Cicatrizes da crise (Editorial)

Por muitos anos o trabalhador brasileiro vai sofrer os efeitos da crise gerada pela pandemia, alertam economistas do Banco Mundial. Os impactos sobre emprego e salários poderão durar nove anos a partir de seu início, segundo o relatório “Emprego em Crise: Trajetória para Melhores Empregos na América Latina Pós-covid-19”. Desocupação, informalidade maior, maior pobreza e menores possibilidades para os jovens serão efeitos duradouros, se nada for feito para mudar as condições do mercado e valorizar o capital humano, advertem os autores do estudo. Feito o alerta, o secretário especial de Previdência e Trabalho, Bruno Bianco, tenta dar uma resposta positiva. Segundo ele, o governo já está empenhado em garantir a inclusão dos informais e em proteger o emprego.
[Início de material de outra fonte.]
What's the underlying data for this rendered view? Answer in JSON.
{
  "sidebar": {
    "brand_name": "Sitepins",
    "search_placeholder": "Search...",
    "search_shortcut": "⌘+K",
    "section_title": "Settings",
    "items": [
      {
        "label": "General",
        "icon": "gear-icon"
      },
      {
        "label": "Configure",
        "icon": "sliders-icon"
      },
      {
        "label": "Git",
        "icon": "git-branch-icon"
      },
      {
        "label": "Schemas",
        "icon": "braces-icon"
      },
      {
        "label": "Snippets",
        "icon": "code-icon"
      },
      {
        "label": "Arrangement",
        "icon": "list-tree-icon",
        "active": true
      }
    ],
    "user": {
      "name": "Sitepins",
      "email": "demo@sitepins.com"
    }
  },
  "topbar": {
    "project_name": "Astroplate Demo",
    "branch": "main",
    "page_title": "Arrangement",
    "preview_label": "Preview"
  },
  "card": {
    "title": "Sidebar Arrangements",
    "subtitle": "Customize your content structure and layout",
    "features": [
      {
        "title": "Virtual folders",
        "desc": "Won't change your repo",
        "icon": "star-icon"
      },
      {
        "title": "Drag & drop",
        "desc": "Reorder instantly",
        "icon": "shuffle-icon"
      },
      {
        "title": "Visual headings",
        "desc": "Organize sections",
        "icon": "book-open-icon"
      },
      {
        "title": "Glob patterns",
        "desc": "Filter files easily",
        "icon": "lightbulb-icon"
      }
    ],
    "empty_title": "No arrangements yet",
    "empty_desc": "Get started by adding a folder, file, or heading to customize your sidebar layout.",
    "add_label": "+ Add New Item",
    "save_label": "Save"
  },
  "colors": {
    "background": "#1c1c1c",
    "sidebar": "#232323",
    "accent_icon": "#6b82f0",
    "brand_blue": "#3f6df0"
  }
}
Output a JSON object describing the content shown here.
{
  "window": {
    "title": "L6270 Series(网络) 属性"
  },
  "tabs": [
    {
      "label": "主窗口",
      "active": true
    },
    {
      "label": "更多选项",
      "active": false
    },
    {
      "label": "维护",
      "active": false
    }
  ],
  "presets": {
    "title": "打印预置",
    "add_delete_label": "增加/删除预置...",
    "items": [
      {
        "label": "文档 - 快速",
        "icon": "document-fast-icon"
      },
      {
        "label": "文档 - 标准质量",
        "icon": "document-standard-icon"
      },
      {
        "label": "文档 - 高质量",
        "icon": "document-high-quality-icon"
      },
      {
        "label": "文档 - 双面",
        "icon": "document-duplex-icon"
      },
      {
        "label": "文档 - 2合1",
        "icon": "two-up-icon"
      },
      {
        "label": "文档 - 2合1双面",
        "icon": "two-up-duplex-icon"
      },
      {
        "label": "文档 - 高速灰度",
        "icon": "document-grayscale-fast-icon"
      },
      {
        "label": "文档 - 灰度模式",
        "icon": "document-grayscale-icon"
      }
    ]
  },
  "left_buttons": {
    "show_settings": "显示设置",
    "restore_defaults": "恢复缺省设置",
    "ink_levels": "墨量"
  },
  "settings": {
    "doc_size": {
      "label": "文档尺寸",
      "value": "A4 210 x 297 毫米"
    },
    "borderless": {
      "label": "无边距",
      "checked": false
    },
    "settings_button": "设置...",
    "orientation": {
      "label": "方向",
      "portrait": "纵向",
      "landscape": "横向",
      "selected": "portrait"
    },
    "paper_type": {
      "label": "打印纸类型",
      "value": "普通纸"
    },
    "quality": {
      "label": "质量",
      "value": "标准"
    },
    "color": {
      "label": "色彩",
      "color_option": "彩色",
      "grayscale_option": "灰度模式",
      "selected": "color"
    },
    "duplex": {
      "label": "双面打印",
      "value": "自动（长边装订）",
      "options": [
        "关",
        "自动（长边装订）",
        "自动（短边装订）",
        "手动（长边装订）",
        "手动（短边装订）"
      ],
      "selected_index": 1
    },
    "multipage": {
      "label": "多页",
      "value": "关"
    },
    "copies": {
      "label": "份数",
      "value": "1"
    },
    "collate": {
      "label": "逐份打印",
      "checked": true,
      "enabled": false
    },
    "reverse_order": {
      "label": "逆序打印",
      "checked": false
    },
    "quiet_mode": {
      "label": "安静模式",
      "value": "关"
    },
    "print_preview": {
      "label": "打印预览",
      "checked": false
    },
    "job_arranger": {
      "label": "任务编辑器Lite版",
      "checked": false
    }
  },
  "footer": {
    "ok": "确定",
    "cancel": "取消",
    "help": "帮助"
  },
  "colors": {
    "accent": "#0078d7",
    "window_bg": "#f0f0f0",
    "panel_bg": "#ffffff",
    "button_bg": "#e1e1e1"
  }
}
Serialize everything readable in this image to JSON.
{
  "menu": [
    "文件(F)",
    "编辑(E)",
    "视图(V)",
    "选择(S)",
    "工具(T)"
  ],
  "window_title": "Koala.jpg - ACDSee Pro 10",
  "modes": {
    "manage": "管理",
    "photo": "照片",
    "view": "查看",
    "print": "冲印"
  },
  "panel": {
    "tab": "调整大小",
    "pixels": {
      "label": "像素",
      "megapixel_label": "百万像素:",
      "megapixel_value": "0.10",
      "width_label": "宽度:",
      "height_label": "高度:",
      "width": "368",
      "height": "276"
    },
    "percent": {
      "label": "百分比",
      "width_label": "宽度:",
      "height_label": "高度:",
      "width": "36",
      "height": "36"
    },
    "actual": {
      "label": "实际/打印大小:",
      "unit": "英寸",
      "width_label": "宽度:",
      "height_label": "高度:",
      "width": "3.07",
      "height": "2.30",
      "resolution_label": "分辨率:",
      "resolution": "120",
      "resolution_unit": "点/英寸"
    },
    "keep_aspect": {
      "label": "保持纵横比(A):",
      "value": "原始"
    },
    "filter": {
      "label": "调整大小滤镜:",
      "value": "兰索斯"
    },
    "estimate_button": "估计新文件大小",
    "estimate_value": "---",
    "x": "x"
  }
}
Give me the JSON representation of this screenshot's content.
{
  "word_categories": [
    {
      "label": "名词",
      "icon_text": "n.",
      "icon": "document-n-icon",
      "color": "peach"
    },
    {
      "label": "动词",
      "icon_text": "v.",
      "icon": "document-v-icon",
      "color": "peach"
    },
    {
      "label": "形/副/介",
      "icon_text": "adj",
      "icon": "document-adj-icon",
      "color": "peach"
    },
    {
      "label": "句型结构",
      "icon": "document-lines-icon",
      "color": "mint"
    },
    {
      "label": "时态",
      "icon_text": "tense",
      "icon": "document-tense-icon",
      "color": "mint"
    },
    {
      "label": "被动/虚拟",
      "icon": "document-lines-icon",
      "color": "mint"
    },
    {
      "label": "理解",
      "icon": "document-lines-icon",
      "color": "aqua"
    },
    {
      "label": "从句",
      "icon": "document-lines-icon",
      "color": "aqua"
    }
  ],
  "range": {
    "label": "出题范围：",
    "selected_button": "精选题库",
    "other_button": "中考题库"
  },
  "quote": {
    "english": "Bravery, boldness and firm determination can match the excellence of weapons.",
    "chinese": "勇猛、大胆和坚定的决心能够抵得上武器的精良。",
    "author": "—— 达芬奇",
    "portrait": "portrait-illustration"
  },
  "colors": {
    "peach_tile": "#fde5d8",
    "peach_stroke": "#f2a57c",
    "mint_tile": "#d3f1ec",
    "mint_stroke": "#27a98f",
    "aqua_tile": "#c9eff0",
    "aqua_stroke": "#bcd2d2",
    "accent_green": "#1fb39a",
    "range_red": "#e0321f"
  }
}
Os fatos conhecidos até agora são muito menos positivos que as palavras do secretário. Na maior parte dos países desenvolvidos e emergentes, empregos foram criados e a desocupação diminuiu depois da pior fase de 2020. No Brasil, o desemprego seguiu caminho inverso, aumentando na passagem de ano e atingindo, no primeiro trimestre de 2021, 14,7% da força de trabalho. O quadro se manteve no trimestre móvel terminado em abril. Essa taxa era mais que o dobro da média (6,6%) registrada, no período, nos países da Organização para Cooperação e Desenvolvimento Econômico (OCDE). A mesma diferença havia sido observada no começo da pandemia.

A duração das ações anticrise também distancia as políticas seguidas na maior parte dos países da OCDE e no Brasil. Como se a crise tivesse acabado, ou estivesse quase terminando, o governo brasileiro relaxou e em seguida abandonou a proteção de empregos e a ajuda emergencial às famílias em pior situação. O aumento do desemprego e o avanço da miséria, nos primeiros meses de 2021, resultaram de ações e omissões de autoridades federais. A piora das condições econômicas esteve associada, em grande parte, a erros do poder central diante da crise de saúde.

A vacinação começou com atraso e avançou lentamente durante algum tempo. As falhas do Ministério da Saúde e as irresponsabilidades da Presidência da República têm sido claramente expostas graças ao trabalho da CPI da Covid. Não há como separar, no balanço geral, os erros da política sanitária, desde o ano passado, o prolongamento da crise do emprego e a recuperação ainda incompleta, oscilante e muito desigual dos vários segmentos da indústria, do varejo e dos serviços.

No Brasil, como em qualquer outro país desenvolvido ou emergente, recessões tendem a afetar mais duramente os trabalhadores menos qualificados e os jovens. No caso brasileiro, essa diferença se manifesta de forma ainda mais dolorosa, por causa das enormes desigualdades, da escassa formação da maior parte da mão de obra e da ampla informalidade.

Algumas autoridades agora exibem preocupação com esses problemas. O governo decidiu, com atraso e com muita parcimônia, restabelecer a ajuda emergencial e repensar medidas para formação profissional e inclusão de jovens no mercado de trabalho. Mas, talvez por uma inclinação difícil de contrabalançar, as propostas parecem mais voltadas para o barateamento da mão de obra do que para a multiplicação de oportunidades e – muito importante – para a modernização da economia brasileira.

É significativo, mas nada surpreendente, o distanciamento entre os Ministérios da Economia e da Educação no tratamento dessas questões. O Brasil tem respeitáveis especialistas em política educacional e pessoas capazes de articular estratégias de educação e de desenvolvimento econômico e social. Mas o Ministério da Educação, a partir de 2019, foi sempre orientado para agir como um propagador do universo intelectual, político e moral do presidente Jair Bolsonaro e de sua família. Os ministros da Educação têm mostrado qualidades semelhantes às do general Pazuello no Ministério da Saúde, mas as piores consequências de seus atos são menos visíveis e demoram muito mais para aparecer. Mas acabam aparecendo, e são muito custosas.